# 14' squeaking from d/s front wheel



## Robby (Mar 1, 2013)

Aluminum wheels or wheel covers? You omitted what model it is.

If it has wheel covers, remove the fronts and report back.

Rob


----------



## gbmlt14 (Aug 28, 2014)

Whoops, 1.4l 2lt r/s. Steel rims w/ wheel covers.


I drove around with the wheel covers on and it didn't start making noise right away, and when it did I pulled them off and gone. What the heck?

Last night I was driving really really slow beside a wall to hear when it was making the sound and it seemed like once every tire rotation it would make the sound. 




 Sent via my frozen iPhone in Canada


----------



## Robby (Mar 1, 2013)

gbmlt14 said:


> Whoops, 1.4l 2lt r/s.
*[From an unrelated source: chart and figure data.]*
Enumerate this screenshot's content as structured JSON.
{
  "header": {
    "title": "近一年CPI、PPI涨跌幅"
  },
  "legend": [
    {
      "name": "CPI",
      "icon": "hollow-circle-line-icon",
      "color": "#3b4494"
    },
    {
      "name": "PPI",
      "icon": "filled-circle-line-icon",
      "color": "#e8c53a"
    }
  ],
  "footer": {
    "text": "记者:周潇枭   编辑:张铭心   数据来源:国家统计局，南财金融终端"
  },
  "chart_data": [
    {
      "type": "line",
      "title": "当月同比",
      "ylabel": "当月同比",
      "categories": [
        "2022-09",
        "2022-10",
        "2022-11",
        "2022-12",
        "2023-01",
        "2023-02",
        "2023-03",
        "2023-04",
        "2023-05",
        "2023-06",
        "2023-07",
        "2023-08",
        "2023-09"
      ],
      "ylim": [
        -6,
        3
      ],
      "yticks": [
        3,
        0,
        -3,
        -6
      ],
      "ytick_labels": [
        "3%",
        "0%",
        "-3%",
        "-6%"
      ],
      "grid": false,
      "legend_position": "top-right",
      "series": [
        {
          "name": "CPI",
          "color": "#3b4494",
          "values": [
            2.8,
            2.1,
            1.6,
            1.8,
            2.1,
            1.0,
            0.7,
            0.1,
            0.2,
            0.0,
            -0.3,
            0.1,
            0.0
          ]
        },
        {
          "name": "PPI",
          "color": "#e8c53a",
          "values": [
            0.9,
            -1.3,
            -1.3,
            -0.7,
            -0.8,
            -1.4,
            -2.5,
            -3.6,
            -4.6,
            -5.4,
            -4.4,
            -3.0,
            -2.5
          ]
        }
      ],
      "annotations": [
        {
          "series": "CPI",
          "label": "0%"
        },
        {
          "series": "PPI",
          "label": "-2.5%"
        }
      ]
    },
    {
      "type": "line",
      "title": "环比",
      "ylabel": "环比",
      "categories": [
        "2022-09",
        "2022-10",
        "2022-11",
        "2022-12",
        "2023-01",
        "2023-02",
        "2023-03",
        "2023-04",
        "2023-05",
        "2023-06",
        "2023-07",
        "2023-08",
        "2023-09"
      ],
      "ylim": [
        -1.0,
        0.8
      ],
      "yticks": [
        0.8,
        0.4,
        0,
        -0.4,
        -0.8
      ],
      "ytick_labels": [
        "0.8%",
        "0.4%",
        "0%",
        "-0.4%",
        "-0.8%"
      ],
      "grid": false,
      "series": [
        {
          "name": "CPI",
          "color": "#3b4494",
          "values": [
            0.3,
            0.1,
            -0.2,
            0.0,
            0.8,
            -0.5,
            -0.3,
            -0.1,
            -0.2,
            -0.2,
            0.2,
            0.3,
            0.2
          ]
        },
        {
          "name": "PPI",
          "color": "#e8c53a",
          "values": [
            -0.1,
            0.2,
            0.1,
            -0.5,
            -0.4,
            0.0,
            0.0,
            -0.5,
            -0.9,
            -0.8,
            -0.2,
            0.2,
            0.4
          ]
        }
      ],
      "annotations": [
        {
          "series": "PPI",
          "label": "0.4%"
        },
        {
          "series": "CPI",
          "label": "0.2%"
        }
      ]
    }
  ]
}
Steel rims w/ wheel covers.
> 
> 
> I drove around with the wheel covers on and it didn't start making noise right away, and when it did I pulled them off and gone. What the heck?
> ...


Strange as it sounds, rims flex a few ten thousanths while in motion and exagerate a bit on turns.
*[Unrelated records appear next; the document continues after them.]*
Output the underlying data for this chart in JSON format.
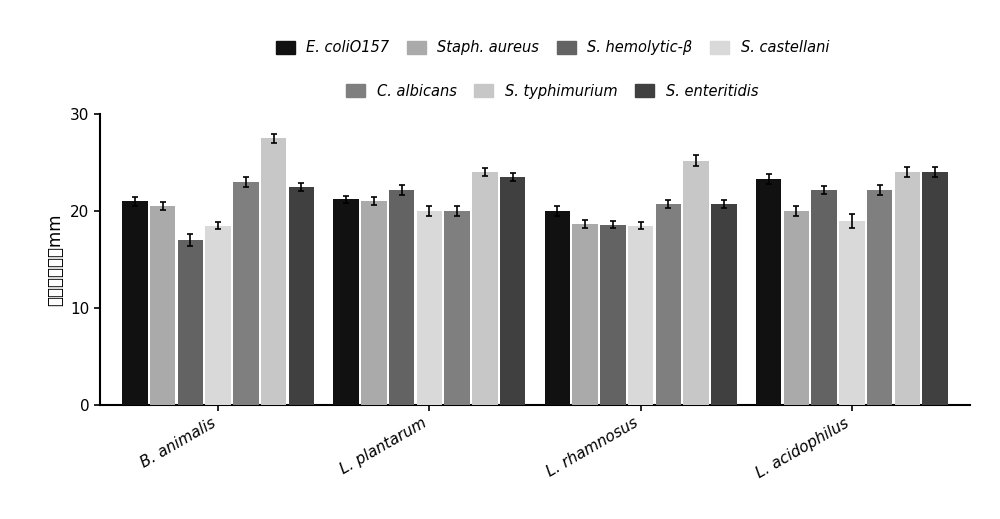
{
  "groups": [
    "B. animalis",
    "L. plantarum",
    "L. rhamnosus",
    "L. acidophilus"
  ],
  "series": [
    {
      "label": "E. coliO157",
      "color": "#111111",
      "values": [
        21.0,
        21.2,
        20.0,
        23.3
      ],
      "errors": [
        0.5,
        0.4,
        0.5,
        0.5
      ]
    },
    {
      "label": "Staph. aureus",
      "color": "#aaaaaa",
      "values": [
        20.5,
        21.0,
        18.7,
        20.0
      ],
      "errors": [
        0.4,
        0.4,
        0.4,
        0.5
      ]
    },
    {
      "label": "S. hemolytic-β",
      "color": "#636363",
      "values": [
        17.0,
        22.2,
        18.6,
        22.2
      ],
      "errors": [
        0.6,
        0.5,
        0.4,
        0.4
      ]
    },
    {
      "label": "S. castellani",
      "color": "#d9d9d9",
      "values": [
        18.5,
        20.0,
        18.5,
        19.0
      ],
      "errors": [
        0.4,
        0.5,
        0.4,
        0.7
      ]
    },
    {
      "label": "C. albicans",
      "color": "#7f7f7f",
      "values": [
        23.0,
        20.0,
        20.7,
        22.2
      ],
      "errors": [
        0.5,
        0.5,
        0.4,
        0.5
      ]
    },
    {
      "label": "S. typhimurium",
      "color": "#c7c7c7",
      "values": [
        27.5,
        24.0,
        25.2,
        24.0
      ],
      "errors": [
        0.5,
        0.4,
        0.6,
        0.5
      ]
    },
    {
      "label": "S. enteritidis",
      "color": "#404040",
      "values": [
        22.5,
        23.5,
        20.7,
        24.0
      ],
      "errors": [
        0.4,
        0.4,
        0.4,
        0.5
      ]
    }
  ],
  "ylabel": "抑菌圈直径／mm",
  "ylim": [
    0,
    30
  ],
  "yticks": [
    0,
    10,
    20,
    30
  ],
  "bar_width": 0.105,
  "group_centers": [
    0.35,
    1.15,
    1.95,
    2.75
  ],
  "background_color": "#ffffff"
}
Take a bit of silicone grease and put it along the lip of the wheel cover where it meets the rim.....that'll quiet things down.

Rob


----------



## gbmlt14 (Aug 28, 2014)

It kinda makes sense. I'm going to return them and get my money back. 

Thanks, I never would've thought of that. 


 Sent via my frozen iPhone in Canada


----------